Os partidos, nomeadamente o PS, confessam que, para o fim inconfesso de conquistar mais alguns votos, se vêem hoje obrigados a “assegurar a representatividade das diferentes origens étnico-raciais”. Não por acaso, na entrevista com Pena Pires, a visibilidade dessas diferentes origens aparece imediatamente relacionada com a facilitação do acesso ao ensino superior, que deveria abrir-se a todos os alunos, “independentemente da sua nota final” no 12.º ano. “Se fizermos uma política de alargamento de acesso ao ensino superior, já resolvemos parte do problema. Não faz sentido ter um ensino virado para os melhores alunos, mas sim para todos os que têm as condições mínimas para entrar.” Pena Pires não explica que condições são essas. Possivelmente, o simples facto de existirem jovens que, apesar de incapazes e preguiçosos, aspiram a um diploma universitário! Pelos vistos, o facilitismo que já reina hoje em dia nas universidades ainda não chega: para resolver “os problemas de racismo e xenofobia” que afligem a esquerda bem-pensante da nossa democracia, teremos de criar um passe de livre-trânsito entre o secundário e a universidade. Quando esta política for oficialmente consagrada e der os seus resultados, teremos um Parlamento ainda mais ignorante e incompetente do que já temos – sem que o País deixe de “ter um problema de xenofobia e racismo”.
A título de complemento do acesso irrestrito ao ensino superior, Pena Pires recomenda também a criação de “um observatório do racismo e da discriminação junto a uma universidade”. Mas como é que se observa o racismo e a discriminação a partir dos gabinetes almofadados onde se sentariam os observadores?

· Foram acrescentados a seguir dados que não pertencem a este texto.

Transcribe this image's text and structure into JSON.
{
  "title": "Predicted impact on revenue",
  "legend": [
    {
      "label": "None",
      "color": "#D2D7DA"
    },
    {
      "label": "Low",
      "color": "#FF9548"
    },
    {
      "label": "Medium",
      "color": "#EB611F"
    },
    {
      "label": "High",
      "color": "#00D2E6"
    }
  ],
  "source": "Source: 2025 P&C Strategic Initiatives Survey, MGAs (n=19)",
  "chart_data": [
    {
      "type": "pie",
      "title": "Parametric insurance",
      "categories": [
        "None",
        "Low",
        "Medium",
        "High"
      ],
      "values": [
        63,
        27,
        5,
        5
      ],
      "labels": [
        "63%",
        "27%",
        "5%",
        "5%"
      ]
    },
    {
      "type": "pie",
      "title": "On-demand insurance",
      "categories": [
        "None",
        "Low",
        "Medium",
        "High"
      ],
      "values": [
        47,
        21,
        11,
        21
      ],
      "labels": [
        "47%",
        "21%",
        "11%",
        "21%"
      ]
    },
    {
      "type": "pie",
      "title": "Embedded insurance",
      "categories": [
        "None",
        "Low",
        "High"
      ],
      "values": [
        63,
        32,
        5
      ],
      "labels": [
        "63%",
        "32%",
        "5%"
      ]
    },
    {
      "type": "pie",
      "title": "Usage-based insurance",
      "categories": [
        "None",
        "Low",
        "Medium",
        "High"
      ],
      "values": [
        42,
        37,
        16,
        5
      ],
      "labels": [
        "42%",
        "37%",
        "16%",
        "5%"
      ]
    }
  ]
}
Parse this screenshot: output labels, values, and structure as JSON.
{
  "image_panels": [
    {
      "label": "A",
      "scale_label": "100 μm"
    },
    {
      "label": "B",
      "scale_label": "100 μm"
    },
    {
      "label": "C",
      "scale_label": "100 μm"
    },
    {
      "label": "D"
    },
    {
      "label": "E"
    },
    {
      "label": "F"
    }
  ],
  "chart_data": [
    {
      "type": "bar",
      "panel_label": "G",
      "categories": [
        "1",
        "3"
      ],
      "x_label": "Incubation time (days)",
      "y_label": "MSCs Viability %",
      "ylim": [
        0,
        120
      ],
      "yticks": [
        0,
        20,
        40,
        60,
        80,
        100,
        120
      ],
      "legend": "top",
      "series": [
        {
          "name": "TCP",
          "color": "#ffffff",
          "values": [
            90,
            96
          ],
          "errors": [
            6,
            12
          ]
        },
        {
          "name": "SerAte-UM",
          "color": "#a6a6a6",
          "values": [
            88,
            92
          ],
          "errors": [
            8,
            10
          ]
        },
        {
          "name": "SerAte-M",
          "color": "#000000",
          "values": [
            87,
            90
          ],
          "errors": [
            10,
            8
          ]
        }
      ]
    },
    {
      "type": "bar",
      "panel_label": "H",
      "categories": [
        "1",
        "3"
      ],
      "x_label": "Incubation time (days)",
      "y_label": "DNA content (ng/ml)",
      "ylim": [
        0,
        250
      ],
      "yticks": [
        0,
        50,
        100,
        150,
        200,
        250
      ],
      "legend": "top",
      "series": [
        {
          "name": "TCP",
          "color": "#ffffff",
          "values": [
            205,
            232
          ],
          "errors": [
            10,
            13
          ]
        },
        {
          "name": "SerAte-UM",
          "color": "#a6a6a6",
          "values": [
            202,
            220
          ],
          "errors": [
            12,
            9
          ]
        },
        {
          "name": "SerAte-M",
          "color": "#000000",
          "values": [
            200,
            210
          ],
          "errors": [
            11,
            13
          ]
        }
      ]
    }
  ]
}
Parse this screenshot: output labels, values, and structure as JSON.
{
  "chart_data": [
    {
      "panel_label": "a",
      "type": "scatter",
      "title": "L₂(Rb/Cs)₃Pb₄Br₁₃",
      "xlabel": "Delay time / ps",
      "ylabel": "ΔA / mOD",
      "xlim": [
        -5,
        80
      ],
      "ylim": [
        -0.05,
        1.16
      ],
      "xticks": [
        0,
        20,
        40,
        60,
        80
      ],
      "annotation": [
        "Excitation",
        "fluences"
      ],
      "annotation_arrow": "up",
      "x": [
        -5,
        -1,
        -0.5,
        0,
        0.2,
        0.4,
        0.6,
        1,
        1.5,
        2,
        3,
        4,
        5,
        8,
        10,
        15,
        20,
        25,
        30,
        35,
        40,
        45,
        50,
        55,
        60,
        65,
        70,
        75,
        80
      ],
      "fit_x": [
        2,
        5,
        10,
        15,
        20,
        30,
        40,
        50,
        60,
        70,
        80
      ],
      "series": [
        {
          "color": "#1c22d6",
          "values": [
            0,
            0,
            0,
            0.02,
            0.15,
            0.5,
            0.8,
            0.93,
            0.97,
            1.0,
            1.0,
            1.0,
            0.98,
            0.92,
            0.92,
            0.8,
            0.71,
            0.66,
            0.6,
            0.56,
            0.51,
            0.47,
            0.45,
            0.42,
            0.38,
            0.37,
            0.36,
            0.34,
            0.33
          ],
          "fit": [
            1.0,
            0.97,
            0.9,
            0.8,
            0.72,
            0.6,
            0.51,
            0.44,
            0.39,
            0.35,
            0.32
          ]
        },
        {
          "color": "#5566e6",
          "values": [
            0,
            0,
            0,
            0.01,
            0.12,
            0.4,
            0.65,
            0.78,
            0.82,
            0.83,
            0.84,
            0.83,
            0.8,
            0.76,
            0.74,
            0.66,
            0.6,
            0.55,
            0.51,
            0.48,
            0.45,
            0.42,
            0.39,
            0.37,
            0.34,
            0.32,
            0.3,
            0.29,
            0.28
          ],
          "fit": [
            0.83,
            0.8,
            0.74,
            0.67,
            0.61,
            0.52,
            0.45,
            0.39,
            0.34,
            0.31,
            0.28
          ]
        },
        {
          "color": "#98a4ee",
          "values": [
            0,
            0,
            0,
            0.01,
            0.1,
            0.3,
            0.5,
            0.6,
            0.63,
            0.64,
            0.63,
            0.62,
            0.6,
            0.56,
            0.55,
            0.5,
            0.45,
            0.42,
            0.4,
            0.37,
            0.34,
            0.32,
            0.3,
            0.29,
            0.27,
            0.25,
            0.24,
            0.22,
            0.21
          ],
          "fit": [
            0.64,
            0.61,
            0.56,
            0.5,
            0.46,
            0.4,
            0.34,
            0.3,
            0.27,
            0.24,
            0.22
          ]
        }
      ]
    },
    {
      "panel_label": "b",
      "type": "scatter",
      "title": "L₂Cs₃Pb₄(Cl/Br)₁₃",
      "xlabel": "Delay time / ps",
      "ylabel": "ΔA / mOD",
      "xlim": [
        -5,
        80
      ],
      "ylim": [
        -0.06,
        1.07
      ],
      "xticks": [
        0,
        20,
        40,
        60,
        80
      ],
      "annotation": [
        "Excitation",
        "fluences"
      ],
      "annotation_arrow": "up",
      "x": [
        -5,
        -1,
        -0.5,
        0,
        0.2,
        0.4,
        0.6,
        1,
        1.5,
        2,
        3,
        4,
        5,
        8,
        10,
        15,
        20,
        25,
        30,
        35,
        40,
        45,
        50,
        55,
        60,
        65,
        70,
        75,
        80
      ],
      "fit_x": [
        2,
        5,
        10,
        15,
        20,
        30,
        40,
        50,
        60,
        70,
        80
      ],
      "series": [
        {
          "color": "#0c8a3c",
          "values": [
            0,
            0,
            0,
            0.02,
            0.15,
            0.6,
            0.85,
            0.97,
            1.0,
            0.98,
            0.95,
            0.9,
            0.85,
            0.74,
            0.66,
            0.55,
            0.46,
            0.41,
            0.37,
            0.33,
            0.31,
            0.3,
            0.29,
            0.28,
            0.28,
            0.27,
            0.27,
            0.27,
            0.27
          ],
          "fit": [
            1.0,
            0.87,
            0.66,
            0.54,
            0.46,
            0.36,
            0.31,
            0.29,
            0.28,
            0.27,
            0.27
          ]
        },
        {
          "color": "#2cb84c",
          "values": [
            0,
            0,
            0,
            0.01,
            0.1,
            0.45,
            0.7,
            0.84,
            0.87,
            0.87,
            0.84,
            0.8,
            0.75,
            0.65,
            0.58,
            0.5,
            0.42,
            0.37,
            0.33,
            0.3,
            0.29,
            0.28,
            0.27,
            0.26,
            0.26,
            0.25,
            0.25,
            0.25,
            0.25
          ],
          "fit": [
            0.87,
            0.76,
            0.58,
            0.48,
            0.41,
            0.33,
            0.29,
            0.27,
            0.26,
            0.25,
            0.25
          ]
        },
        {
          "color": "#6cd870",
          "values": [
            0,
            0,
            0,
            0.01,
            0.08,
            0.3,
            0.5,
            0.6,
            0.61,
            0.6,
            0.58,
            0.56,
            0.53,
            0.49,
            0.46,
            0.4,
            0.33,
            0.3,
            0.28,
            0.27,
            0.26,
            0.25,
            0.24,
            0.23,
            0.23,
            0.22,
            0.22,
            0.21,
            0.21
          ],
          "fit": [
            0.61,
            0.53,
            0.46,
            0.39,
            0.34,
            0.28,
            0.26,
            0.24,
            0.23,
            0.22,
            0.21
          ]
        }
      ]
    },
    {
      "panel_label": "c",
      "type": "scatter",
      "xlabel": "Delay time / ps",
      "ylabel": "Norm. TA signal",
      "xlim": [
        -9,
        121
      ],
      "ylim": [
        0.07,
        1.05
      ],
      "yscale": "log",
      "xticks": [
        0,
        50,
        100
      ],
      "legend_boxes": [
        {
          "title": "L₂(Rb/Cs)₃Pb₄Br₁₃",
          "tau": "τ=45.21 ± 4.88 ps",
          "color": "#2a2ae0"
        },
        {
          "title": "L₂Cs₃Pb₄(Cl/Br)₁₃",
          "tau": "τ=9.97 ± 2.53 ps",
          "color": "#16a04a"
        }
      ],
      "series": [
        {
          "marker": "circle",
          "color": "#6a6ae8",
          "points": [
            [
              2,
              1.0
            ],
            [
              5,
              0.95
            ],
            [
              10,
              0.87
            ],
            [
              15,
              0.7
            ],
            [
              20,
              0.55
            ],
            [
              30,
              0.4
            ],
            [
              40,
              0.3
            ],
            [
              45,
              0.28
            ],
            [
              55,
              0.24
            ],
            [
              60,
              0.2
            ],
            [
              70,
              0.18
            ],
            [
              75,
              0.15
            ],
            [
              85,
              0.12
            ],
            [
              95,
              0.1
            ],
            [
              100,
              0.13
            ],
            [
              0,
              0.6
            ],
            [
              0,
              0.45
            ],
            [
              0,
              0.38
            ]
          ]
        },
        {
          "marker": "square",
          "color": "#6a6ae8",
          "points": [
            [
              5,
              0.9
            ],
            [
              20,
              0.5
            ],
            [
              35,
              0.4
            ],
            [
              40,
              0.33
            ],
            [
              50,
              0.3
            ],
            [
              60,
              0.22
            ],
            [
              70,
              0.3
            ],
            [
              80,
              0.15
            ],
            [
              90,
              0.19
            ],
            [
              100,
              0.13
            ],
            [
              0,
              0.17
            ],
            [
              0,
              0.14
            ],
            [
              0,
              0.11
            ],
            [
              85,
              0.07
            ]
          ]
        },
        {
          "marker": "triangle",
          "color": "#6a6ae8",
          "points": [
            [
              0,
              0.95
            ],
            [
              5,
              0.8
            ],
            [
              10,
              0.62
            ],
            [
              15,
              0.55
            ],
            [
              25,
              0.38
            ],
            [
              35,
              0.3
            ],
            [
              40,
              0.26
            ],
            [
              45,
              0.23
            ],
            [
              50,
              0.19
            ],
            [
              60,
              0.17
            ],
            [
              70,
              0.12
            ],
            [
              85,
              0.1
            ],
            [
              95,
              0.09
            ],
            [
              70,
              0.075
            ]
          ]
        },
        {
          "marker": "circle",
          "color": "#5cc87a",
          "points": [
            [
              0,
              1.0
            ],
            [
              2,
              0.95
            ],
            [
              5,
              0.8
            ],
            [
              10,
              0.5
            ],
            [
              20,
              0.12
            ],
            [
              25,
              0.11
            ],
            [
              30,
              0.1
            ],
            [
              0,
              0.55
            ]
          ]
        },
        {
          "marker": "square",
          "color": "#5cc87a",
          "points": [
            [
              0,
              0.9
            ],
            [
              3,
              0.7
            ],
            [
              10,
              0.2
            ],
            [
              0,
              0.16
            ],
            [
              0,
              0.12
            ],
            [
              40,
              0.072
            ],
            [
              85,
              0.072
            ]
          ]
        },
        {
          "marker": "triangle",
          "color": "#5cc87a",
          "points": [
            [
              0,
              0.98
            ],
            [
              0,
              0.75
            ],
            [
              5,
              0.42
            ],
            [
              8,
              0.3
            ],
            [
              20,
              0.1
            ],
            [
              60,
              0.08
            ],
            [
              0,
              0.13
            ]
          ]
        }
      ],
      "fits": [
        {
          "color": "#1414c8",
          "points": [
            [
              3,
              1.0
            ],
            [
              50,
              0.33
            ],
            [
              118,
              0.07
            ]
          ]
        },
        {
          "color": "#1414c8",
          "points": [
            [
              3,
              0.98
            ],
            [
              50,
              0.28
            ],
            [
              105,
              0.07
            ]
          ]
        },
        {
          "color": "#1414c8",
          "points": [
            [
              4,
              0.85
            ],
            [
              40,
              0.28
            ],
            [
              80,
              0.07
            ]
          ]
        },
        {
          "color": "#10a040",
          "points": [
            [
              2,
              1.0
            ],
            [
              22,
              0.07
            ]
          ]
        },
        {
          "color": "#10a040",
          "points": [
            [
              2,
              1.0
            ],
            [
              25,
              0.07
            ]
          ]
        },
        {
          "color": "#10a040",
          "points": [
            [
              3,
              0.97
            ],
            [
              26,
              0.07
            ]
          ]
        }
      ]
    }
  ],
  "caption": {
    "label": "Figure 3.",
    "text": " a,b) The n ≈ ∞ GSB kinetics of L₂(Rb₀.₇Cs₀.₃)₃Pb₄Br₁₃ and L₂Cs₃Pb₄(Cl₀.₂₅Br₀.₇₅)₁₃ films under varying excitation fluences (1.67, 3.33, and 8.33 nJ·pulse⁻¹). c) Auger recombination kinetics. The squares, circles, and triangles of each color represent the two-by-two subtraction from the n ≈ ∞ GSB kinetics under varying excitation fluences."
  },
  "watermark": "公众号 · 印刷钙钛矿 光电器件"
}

A única maneira de observar uma matéria tão fugidia e evanescente é frequentar feiras e supermercados baratos, é entrar nos bairros em que nem a polícia se atreve a pôr os pés. Mas isto é tremendamente maçador e, sobretudo, exige muita coragem física. O observatório não observaria nada e seria perfeitamente inútil, a não ser – isso sim – para criar mais alguns jobs for the boys.
Bem-vindos os analfabetos – lusitanos, africanos ou ciganos – à “visibilidade” no espaço público. De facto, só por uma cabeça de esquerda passaria a ideia peregrina de um acesso irrestrito e incondicional à universidade. E, quanto à melhoria da representatividade parlamentar, o recrutamento de meia dúzia de indivíduos africanos ou ciganos em nada, mas nada, promoveria a integração destas comunidades “invisíveis”, pelo singelo motivo de que a sua “inclusão” não passaria de uma farsa multicultural igualitarista. Por um lado, os eleitos não tardariam a ser vistos pelos seus como desertores, e por outro seriam olhados pelos seus colegas de bancada como forasteiros coloridos. Acontece que a xenofobia e o racismo são um fenómeno universal, e não um problema especificamente português. Por mais que se escancarem as portas da universidade, por mais que se criem srs. doutores de aviário, nunca se dissolverão na comunidade autóctone as minorias exóticas em que uma selvajaria como a excisão genital feminina seja moeda corrente.
Mais extraordinário e mais eloquente é que, na entrevista de Pena Pires, nunca surja a palavra “mérito”. Não, não podemos integrar por decreto.